The nonsense pushed around for decades that by default, human beings respond to stimuli in a binary way is increasingly being recognised for the bunkum it is. Marketing effectiveness is not as easily subject to risk analysis and probability based reasoning as most, including myself, would like to be the case.

Data that represents what has happened in the past might be objectively true, but as we see every day, can easily be interpreted and presented differently to deliver the message the carrier wants to be heard.

If we can do it with real data collected from past activities, imagine the vagaries that can be built into the data that is supposed to be telling us what will happen!

The selling point of all the digital data around is that it is both accurate and actionable. Tactically this is partly true, strategically it ranks with the fortune teller in the local fete as a base from which to make long term choices.

The two fundamental drivers of calculating an objective assessment of the impact of a marketing investment are:

Attribution.

Attribution is a particularly difficult and often overlooked problem. Is that purchase because of the anonymous display ads on Google, the annoying branded email that follows you around for weeks after a casual search, the fact that the truck that went past your door delivering was clean, the TV advertising, or that the packaging looked good on a supermarket shelf? All these factors play a role in creating a successful marketing investment, but how do you sort out the relative weights of the impact with one dimensional data?

The unpredictability of human behaviour.

Then you have the fact that people simply do not act rationally, or always in their own best interests, the two foundations of econometrics. They act on a range of impulses and learned behaviours that have little to do with rational economics, and everything to do with psychology. We are only just beginning to understand the impact of psychology on an individuals decision making.

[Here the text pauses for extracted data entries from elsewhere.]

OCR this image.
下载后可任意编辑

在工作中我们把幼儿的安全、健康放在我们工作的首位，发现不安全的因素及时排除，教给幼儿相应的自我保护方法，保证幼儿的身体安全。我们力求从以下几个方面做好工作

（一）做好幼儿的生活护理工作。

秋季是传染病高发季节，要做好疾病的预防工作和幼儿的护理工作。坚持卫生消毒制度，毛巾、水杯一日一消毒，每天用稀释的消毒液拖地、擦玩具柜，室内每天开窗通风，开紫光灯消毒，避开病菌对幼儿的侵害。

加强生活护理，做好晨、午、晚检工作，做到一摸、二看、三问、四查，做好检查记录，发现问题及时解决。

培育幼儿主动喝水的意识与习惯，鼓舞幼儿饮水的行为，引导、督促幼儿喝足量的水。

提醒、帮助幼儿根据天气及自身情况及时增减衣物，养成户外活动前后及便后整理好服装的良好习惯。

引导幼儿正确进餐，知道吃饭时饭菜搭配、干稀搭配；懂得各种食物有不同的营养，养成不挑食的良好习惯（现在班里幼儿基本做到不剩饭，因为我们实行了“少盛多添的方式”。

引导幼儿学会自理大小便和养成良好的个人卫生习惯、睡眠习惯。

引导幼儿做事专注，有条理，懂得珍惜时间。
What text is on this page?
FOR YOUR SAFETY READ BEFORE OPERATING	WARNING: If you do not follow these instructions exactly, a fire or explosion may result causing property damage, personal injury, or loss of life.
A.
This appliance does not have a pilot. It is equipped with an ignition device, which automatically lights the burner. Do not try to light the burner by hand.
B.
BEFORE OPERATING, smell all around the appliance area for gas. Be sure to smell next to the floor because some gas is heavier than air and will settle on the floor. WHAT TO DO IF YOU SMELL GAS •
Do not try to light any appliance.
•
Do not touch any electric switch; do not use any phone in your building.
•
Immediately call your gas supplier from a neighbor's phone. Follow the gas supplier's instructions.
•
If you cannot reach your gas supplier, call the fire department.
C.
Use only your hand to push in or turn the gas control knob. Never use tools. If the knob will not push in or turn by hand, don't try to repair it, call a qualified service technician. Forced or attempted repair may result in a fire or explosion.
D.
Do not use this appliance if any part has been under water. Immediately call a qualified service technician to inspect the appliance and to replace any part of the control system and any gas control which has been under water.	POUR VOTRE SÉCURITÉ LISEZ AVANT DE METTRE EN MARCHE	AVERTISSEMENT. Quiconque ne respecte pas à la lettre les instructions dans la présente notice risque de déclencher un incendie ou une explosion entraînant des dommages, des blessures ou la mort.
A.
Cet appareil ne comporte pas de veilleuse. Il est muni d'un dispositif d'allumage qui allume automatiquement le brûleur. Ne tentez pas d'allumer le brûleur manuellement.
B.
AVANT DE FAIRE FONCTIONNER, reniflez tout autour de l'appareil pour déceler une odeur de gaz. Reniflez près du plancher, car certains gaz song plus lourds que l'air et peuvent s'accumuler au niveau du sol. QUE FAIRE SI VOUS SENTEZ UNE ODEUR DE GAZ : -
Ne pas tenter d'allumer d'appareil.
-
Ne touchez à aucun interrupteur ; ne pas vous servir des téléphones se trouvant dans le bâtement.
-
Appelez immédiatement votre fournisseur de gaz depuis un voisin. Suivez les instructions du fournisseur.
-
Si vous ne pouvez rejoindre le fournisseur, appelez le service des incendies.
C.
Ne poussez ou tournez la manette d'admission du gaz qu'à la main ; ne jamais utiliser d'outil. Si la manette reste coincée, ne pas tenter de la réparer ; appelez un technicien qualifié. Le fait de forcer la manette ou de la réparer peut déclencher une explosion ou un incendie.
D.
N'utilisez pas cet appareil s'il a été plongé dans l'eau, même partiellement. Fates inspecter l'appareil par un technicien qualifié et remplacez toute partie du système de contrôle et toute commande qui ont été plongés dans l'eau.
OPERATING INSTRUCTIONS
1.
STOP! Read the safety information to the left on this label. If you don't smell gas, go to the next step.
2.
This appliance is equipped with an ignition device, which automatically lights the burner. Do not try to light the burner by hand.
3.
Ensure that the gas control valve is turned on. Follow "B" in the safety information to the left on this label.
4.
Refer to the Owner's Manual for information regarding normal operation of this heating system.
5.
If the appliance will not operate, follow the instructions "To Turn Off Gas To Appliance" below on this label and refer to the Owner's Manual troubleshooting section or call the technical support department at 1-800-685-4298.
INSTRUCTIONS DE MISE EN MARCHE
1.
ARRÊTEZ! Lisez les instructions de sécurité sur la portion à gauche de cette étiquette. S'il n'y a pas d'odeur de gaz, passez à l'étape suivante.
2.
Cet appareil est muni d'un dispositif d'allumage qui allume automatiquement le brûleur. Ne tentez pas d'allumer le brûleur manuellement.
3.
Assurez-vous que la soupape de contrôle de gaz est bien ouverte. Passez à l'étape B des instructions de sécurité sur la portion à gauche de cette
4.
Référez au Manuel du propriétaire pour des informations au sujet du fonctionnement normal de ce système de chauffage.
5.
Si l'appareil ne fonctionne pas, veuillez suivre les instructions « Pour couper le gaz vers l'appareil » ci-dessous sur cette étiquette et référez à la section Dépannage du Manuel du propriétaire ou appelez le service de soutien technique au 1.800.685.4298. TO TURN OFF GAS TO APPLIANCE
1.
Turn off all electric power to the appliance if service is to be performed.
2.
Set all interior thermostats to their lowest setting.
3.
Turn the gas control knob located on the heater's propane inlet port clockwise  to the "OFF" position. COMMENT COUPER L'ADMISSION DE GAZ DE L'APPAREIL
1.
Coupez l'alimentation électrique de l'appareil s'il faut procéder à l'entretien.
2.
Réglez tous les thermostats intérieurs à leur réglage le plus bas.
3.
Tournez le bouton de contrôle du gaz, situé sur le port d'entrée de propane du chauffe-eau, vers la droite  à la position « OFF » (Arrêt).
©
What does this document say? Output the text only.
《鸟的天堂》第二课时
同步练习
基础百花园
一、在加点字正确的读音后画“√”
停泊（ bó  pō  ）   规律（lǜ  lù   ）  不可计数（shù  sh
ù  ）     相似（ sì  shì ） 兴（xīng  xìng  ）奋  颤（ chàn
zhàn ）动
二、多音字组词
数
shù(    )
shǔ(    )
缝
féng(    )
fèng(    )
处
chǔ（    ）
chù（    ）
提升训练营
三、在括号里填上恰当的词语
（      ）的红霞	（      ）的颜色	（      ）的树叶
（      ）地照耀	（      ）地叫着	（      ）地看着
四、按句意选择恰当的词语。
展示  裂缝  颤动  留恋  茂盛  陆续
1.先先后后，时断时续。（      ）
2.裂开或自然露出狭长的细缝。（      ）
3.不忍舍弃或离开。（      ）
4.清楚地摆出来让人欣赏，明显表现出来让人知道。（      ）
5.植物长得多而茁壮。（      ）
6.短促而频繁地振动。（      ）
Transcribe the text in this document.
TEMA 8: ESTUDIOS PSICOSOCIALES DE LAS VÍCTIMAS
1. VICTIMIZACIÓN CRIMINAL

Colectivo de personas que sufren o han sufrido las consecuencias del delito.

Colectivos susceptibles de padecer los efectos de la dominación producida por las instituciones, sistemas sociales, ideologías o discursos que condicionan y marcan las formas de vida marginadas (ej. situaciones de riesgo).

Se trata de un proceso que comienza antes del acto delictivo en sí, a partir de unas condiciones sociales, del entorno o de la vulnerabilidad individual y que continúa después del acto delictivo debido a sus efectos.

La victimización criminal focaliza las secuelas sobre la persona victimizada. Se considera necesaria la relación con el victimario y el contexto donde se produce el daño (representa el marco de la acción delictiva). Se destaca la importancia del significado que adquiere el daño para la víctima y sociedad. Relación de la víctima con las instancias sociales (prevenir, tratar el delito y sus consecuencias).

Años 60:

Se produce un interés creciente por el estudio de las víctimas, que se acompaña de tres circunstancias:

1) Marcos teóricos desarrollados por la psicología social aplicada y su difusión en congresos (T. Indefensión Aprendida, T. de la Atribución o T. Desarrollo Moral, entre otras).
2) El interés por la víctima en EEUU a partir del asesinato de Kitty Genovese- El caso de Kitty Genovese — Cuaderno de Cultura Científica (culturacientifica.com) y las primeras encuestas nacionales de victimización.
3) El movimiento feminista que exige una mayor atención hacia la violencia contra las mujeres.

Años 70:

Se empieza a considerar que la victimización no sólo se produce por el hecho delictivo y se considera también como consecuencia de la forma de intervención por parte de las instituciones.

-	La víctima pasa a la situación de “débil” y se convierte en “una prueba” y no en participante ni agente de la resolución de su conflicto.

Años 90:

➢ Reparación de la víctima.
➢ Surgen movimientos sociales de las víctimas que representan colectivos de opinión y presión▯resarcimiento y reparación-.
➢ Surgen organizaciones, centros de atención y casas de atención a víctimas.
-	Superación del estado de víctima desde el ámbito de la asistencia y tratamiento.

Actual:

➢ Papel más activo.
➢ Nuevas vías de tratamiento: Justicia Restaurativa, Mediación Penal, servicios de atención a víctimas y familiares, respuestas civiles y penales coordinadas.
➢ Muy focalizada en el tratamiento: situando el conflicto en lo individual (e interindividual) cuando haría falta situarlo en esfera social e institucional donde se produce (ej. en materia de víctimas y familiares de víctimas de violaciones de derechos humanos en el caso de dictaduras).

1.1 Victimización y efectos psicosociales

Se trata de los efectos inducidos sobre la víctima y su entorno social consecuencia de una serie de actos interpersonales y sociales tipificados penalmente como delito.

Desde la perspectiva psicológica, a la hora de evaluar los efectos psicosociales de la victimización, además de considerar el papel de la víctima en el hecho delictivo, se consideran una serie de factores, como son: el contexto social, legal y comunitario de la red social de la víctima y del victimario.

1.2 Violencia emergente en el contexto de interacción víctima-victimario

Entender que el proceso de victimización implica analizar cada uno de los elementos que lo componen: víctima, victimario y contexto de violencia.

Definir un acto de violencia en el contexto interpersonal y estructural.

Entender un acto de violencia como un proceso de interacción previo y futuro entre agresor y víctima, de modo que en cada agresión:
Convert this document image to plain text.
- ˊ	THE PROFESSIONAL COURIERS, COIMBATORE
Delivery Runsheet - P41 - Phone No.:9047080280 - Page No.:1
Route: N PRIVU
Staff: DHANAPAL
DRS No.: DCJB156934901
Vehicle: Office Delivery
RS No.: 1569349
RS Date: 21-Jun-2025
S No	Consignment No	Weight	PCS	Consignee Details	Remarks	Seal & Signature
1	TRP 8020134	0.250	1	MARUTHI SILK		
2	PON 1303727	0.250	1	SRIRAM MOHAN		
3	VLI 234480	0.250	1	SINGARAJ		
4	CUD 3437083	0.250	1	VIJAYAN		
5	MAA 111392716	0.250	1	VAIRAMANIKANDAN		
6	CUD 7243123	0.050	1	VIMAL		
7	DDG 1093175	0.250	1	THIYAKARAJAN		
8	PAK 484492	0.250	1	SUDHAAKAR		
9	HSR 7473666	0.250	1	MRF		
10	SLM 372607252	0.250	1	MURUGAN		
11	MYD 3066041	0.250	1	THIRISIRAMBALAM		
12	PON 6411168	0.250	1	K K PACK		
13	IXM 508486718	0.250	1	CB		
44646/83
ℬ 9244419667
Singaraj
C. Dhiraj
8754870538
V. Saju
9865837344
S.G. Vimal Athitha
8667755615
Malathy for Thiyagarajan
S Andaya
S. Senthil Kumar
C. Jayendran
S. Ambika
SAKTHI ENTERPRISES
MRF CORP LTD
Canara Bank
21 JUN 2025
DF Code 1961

Between them, these two factors make assessment of marketing effectiveness an elusive target. It is best served with the combination of data, and intelligent hindsight, mixed with a high degree of qualitative sensitivity to the drivers in the market, and instinct. These characteristics are only gathered with deep experience, years down in the marketing weeds, learning by doing. It does not come from a textbook, online course, or a few years following instructions.